Discwoman is based in New York City and is a musical platform, booking agency and collective representing women, trans women and genderqueer talent in the music industry. The collective kicked things off with a festival in 2014 and have since curated events in over 15 cities in the US and worked with hundreds of producers. They have a massive roster of electronic talent that includes UMFANG, VOLVOX, STUD1NT and BEARCAT who are fantastic producers and have been nurtured in the Discwoman family. Fingers crossed they head our way soon.
CRXZY SXXY CXXL
Here in Australia, we’ve been blessed with a massive list of talented women who have the ability to make our music scene great. Crxzy Sxxy Cxxl are a collective that aim to bring Aussie women to a safe haven of electronica with their parties down in Melbourne. The parties began in 2015 when DJs Jade Zoe and Mimi decided to expose their favourite city to the best hip-hop, grime, bass, dancehall, garage and electronica they could find. These parties are groovy as hell and are great for a late night boogie.

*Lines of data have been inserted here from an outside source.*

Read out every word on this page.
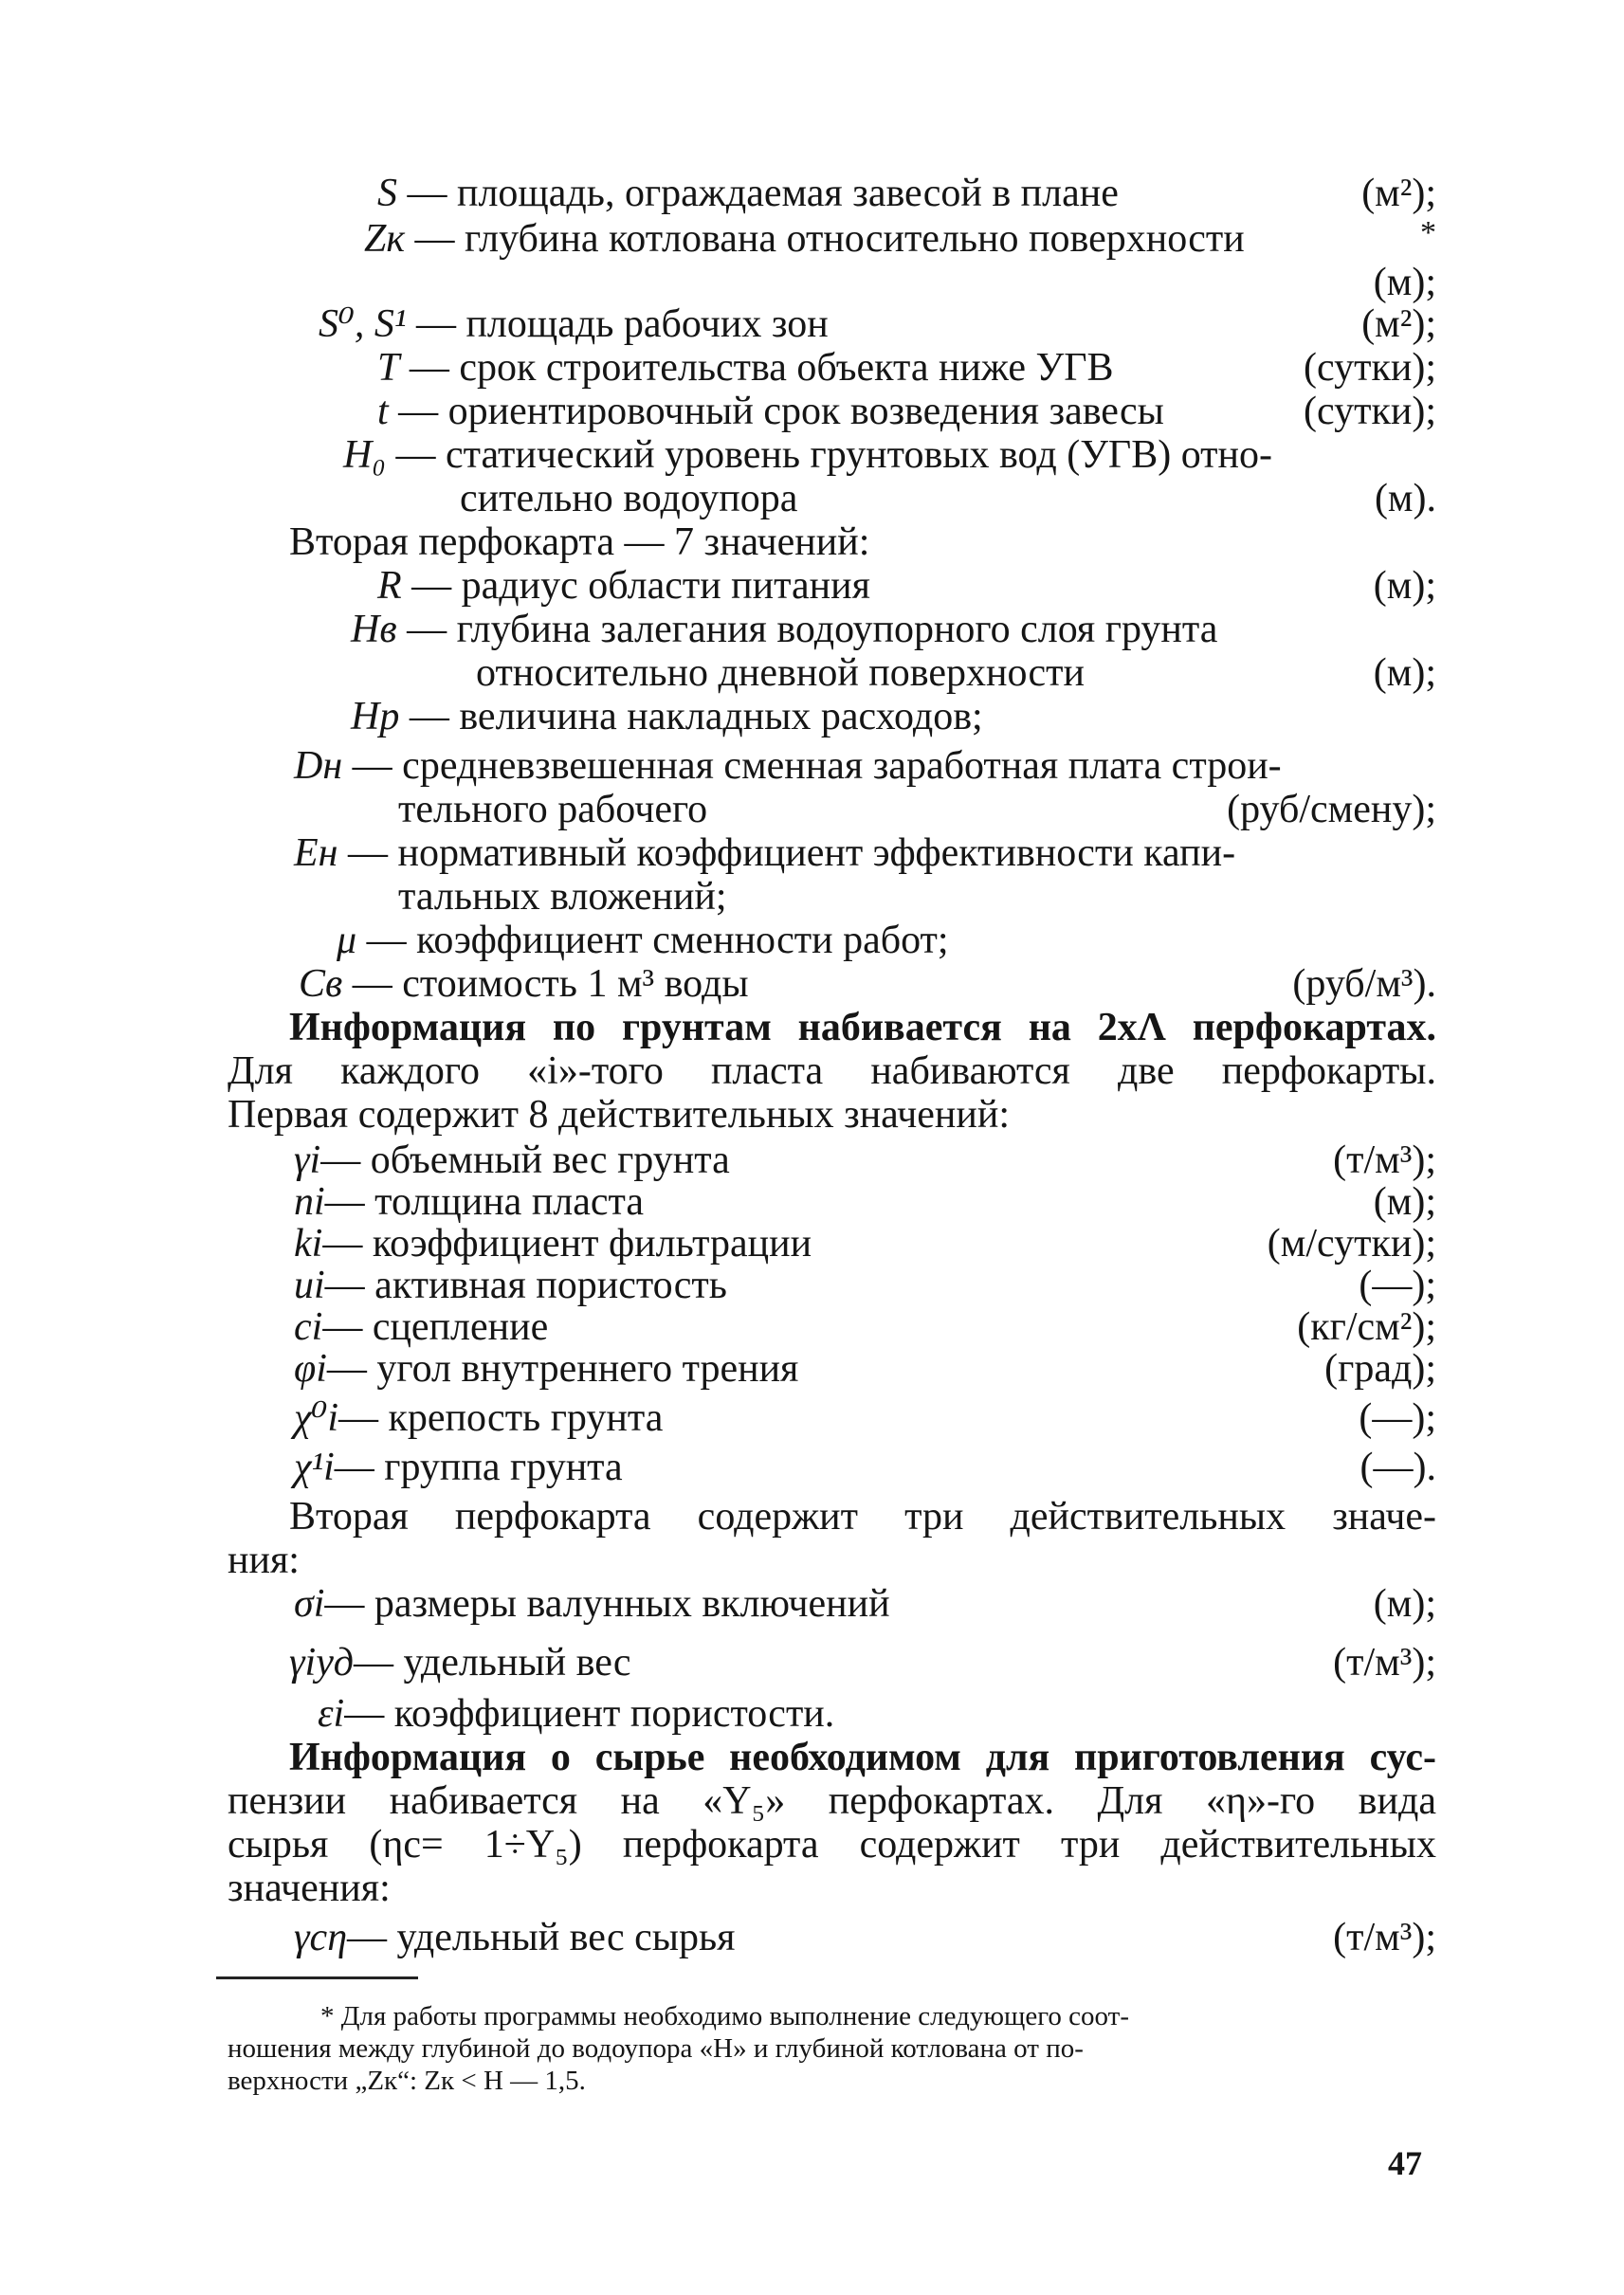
S — площадь, ограждаемая завесой в плане	(м²);
Zк — глубина котлована относительно поверхности	*
(м);
S⁰, S¹ — площадь рабочих зон	(м²);
T — срок строительства объекта ниже УГВ	(сутки);
t — ориентировочный срок возведения завесы	(сутки);
H₀ — статический уровень грунтовых вод (УГВ) отно-
сительно водоупора	(м).
Вторая перфокарта — 7 значений:
R — радиус области питания	(м);
Hв — глубина залегания водоупорного слоя грунта
относительно дневной поверхности	(м);
Hр — величина накладных расходов;
Dн — средневзвешенная сменная заработная плата строи-
тельного рабочего	(руб/смену);
Eн — нормативный коэффициент эффективности капи-
тальных вложений;
μ — коэффициент сменности работ;
Cв — стоимость 1 м³ воды	(руб/м³).
Информация по грунтам набивается на 2хΛ перфокартах.
Для каждого «i»-того пласта набиваются две перфокарты.
Первая содержит 8 действительных значений:
γi— объемный вес грунта	(т/м³);
ni— толщина пласта	(м);
ki— коэффициент фильтрации	(м/сутки);
ui— активная пористость	(—);
ci— сцепление	(кг/см²);
φi— угол внутреннего трения	(град);
χ⁰i— крепость грунта	(—);
χ¹i— группа грунта	(—).
Вторая перфокарта содержит три действительных значе-
ния:
σi— размеры валунных включений	(м);
γiуд— удельный вес	(т/м³);
εi— коэффициент пористости.
Информация о сырье необходимом для приготовления сус-
пензии набивается на «Y₅» перфокартах. Для «η»-го вида
сырья (ηс= 1÷Y₅) перфокарта содержит три действительных
значения:
γсη— удельный вес сырья	(т/м³);
* Для работы программы необходимо выполнение следующего соот-
ношения между глубиной до водоупора «H» и глубиной котлована от по-
верхности „Zк“: Zк < H — 1,5.
47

Delving even further into local music is Sovereign Trax. Founded by Hannah Donnelly, this project may not be the dictionary definition of a collective, but is a collective in the way that it brings Aboriginal and Torres Strait Islander musicians together. Sovereign Trax creates monthly playlists of music coming from indigenous artists across the country. Each playlist highlights some of the best artists you may or may not have already discovered, shining a crucial light on those who may not have been able to be seen before.
Sister is a collaborative collective that showcases talented women from across the globe by having them curate mixes that suit their own specific music styles and tastes. The collective was founded with the aim “of solidifying a network of women within underground club music” and they do this with a private Facebook group where women and non-binary members of the electronic music community can share and discuss anything and everything to do with tips and techniques in a safe space. The collective has over 1000 members and the network is constantly growing, each member is slowly being showcased on Sister‘s Soundcloud to nurture their talent and expose them to the global music community.